Idaho Republicans got it! They rejected a boiler-plate voucher program without income limits that would have paid tuition costs for every child already enrolled in a private school.
The first-year cost was estimated at $45 million, but based on comparisons with states like Florida, the cost would quickly escalate to $363 million a year.
Senate Republicans rejected a bill that would have allowed private school families to claim public education funds.
The bill, from Sens. Tammy Nichols, R-Middleton, and Brian Lenney, R-Nampa, would have created education savings accounts, a voucher-like mechanism that allows families with private school and home-schooled students to draw state funding for tuition, uniforms, tutoring and other education expenses.
Most Senate Republicans opposed the bill. Many said they support education savings accounts but believed the legislation has too many uncertainties, including how much it would cost….
Those opposed said they were concerned the voucher program would siphon limited public school funds. They also said the proposal lacked accountability for a significant amount of taxpayer money. The bill says that it would not grant a government agency authority over private schools.
“It’s actually against my conservative, Republican perspective to hand this money out with no accountability that these precious tax dollars are being used wisely,” said Sen. Dave Lent, R-Idaho Falls.
Read more at: https://www.idahostatesman.com/news/politics-government/state-politics/article272616367.html#storylink=cpy
This really is great news. Exposure anywhere allows for people to informed everywhere. Pay attention, other states!
Excellent point!
And thank you, as always, Diane, for spreading essential news about developments affecting K-12 education!
The hopeful aspect of Idaho’s decision is that the conservative Republicans asked what it cost to pay the tuition for every home schooler and every private school student. They saw that it would be fiscally ridiculous.
Note also that these individual expenditures pale by comparison to private schools that have evolved during the more distant past. Really great private schools charge parents 40 – 50 K per year, and teachers there rarely see more than 60 kids a year as a full load, allowing for the personal relationships that underpin great teaching.
That public schools succeed to the degree that they do is amazing, especially since political powers have had education in the crosshairs ever since Sizer in 1983.
If ALEC can’t sneak these boilerplate voucher or charter school bills through legislatures, then ALEC members use dark money to outspend the competition during elections in an attempt to get their minions elected to vote the way they want.

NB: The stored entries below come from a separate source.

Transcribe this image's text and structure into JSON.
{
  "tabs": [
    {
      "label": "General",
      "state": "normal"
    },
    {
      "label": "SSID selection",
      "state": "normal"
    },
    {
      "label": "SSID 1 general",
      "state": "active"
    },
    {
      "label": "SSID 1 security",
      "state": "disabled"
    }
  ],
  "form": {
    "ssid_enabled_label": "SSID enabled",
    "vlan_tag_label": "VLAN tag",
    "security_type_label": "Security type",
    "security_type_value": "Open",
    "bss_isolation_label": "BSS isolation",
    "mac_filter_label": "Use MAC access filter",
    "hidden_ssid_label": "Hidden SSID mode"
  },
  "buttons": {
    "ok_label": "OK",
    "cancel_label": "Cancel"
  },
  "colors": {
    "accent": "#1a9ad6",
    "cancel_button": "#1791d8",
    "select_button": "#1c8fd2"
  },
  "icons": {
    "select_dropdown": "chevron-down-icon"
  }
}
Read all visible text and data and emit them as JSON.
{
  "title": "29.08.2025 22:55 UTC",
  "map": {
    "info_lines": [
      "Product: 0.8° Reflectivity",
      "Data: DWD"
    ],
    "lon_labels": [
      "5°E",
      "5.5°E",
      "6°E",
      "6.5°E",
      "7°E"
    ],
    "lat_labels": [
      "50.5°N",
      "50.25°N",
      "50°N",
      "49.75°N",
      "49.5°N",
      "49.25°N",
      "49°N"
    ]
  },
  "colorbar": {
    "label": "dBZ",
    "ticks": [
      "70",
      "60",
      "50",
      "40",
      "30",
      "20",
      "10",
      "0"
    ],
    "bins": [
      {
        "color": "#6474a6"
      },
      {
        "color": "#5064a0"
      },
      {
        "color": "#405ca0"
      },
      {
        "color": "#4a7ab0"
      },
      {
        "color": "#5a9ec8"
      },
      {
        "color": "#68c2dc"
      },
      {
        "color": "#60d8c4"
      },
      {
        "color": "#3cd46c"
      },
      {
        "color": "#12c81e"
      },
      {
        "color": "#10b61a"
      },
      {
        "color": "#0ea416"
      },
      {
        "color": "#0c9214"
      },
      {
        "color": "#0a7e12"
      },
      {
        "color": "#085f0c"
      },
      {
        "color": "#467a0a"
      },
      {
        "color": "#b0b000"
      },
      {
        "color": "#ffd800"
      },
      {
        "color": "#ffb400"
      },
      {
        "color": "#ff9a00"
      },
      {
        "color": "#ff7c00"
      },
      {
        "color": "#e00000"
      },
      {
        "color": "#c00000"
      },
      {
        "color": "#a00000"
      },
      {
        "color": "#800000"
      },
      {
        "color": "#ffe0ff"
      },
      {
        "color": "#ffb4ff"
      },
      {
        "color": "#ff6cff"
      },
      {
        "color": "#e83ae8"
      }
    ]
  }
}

Studies show that 80 to 90% of the winners in elections outspend the opposition.
https://fivethirtyeight.com/features/money-and-elections-a-complicated-love-story/
To beat ALEC’s tactics usually means a grassroots effort to knock on every voters door and convince them to ignore the ALEC propaganda. I think that is how AOL won her first election.
Brian Lenny, Freedom Caucus, introduced a bill (Idaho Capitol Sun, 1-30-2023) to repeal Idaho’s Blaine Amendment. Politico reported that Koch nurtured the Freedom Caucus. The Blaine amendments are viewed by the right wing as a road block to its agenda. Libertarians want to force taxpayers to fund authoritarian religions most of which are patriarchal.
It is great to see that not all conservative states have lost their collective minds. Idaho clearly understands the academic, civil and social benefits of public schools. Strong public schools provide tremendous value to communities, and vouchers would weaken their public asset. Perhaps they see Florida as a cautionary tale. They understand that vouchers are a waste of public dollars.
I doubt they understand all you give them credit for. My view is that they gagged at the prospect of a new expenditure of $323 million. Republicans are supposed to be the party of fiscal conservatism. In Idaho, yes. Not in Florida, where the state is handing out over a billion a year for completely unaccountable religious schools and triple that for charter schools, many of which are for profit.